Legendary breast star and uniform of the company officer /обер-офицера/ of the Semyonovsky Life Guards Regiment. Wearing this very tunic Catherine II led the campaign of the guard against Peterhof on the day of the coup on June 28, 1762.
Stamet /rough wool fabric/, cloth, gold galloon, brass, silver beat, silver thread, silver spun threads, silver sequins, colored silk threads, weaving.
Length (without collar) 92 cm.
Note that the breast star was sewn (in a hurry?) upside down.
Correct position.
"On the morning of June 28, 1762, Ekaterina Alekseevna put on probably the most important outfit in her life. Even more important than wedding or coronation. And it was not a dress, but a uniform ...
Was it possible to carry out a coup d'état in a dress? Of course it is possible. But Catherine, wearing an officer's uniform, made an amazingly right choice. In any dress she would have been a woman "only a woman" by the standards of that era. The uniform made her an Empress. Hit without a miss! Not coquetry, not attractiveness, not femininity - imperiousness, determination, strength. Little was needed from the uniform. First, that he was. Secondly, that it should be at least somewhat fit. Thirdly, it was supposed to be a modest ordinary uniform of a junior officer.
And the honor to give Catherine his uniform fell to Alexander Talyzin, Lieutenant of the Life Guards Semenovsky Regiment. He was not tall and that was just fine, but thin and still did not converge on Catherine's non-fluffy bust. It doesn't matter - as the researcher Olga Khoroshilova writes, "the Empress did not dare to dress up in the Amazonian manner and came up with another way: laces were attached to the upper loops, which were fastened to the buttons ."
What else was needed?
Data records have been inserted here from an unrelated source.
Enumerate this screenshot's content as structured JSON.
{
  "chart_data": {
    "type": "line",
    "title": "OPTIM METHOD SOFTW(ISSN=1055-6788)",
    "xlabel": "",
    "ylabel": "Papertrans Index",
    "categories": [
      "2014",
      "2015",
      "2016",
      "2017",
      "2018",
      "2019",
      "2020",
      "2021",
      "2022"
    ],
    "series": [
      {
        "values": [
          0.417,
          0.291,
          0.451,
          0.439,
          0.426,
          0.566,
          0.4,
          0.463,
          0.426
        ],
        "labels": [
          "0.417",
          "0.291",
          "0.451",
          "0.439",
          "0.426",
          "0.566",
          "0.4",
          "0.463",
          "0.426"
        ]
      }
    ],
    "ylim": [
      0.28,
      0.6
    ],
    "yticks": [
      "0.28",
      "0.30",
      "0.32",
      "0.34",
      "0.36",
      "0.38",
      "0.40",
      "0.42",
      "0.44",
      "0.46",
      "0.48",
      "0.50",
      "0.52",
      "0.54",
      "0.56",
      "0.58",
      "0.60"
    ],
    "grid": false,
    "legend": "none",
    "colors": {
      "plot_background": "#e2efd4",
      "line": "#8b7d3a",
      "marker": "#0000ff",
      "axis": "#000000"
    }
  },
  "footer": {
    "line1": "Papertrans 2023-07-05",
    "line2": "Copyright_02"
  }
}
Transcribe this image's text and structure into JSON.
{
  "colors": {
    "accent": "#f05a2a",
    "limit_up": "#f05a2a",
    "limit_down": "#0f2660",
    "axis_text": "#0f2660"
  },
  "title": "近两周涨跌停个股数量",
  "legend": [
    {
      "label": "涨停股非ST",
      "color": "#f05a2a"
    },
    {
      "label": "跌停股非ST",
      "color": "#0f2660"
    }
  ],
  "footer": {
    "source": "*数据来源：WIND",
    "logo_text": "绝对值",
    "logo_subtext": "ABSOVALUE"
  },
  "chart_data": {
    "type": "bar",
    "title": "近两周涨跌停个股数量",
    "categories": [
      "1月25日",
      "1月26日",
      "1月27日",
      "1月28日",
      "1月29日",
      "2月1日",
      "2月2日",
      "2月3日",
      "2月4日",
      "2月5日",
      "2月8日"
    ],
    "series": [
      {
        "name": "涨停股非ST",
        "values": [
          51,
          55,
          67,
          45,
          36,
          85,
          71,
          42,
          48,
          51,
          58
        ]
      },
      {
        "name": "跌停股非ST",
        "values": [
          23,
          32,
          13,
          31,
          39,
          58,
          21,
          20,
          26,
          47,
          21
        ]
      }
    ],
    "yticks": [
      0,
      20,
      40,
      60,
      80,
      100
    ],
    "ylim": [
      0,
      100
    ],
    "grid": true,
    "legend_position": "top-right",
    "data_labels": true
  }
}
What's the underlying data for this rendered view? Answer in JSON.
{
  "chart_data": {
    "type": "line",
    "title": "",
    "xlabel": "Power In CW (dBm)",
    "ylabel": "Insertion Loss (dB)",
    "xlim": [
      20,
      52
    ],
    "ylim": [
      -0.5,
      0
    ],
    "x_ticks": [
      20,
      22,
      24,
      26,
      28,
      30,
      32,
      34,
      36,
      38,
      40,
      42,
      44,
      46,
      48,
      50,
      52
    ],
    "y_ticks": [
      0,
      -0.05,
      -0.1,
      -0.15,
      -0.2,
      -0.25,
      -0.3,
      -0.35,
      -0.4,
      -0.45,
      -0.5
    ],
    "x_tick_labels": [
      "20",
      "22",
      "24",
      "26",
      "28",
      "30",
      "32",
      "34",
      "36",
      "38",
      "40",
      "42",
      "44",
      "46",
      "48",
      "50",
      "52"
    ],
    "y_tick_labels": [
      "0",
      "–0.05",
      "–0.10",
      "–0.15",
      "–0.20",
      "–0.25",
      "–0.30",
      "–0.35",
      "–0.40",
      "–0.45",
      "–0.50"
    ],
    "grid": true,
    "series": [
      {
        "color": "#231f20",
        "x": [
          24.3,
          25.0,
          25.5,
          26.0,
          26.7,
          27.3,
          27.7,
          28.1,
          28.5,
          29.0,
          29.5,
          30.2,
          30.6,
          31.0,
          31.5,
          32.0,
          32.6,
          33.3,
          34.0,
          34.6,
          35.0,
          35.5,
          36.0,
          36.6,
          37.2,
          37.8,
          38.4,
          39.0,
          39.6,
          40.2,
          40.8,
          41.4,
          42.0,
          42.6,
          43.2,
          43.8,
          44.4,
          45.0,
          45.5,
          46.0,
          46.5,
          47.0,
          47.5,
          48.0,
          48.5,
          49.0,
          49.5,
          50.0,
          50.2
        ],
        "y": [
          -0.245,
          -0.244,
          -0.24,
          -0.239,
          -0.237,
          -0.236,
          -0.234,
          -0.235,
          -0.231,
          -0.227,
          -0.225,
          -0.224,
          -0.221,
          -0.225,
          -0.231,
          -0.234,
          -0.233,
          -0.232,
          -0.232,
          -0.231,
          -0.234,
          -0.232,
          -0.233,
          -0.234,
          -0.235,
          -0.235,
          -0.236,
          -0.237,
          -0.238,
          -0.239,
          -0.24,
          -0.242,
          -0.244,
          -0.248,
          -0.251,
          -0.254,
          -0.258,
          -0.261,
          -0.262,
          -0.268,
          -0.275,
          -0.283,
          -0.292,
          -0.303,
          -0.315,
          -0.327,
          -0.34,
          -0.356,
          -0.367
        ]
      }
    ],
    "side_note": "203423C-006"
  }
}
Of course, pants, short culottes - but they were just in Catherine's wardrobe, a hat, and, most importantly, a ribbon of the Order of St. Andrew the First-Called.
The coup took place, a new empress came to power. And she returned the uniform to its owner. Together with the order star and ribbon! By that time, Talyzin had already been thanked - he became a first lieutenant and chamber junker."
Portrait of Catherine II in the uniform of the guards by Erickson W. (1722, Copenhagen - 1782, ibid.).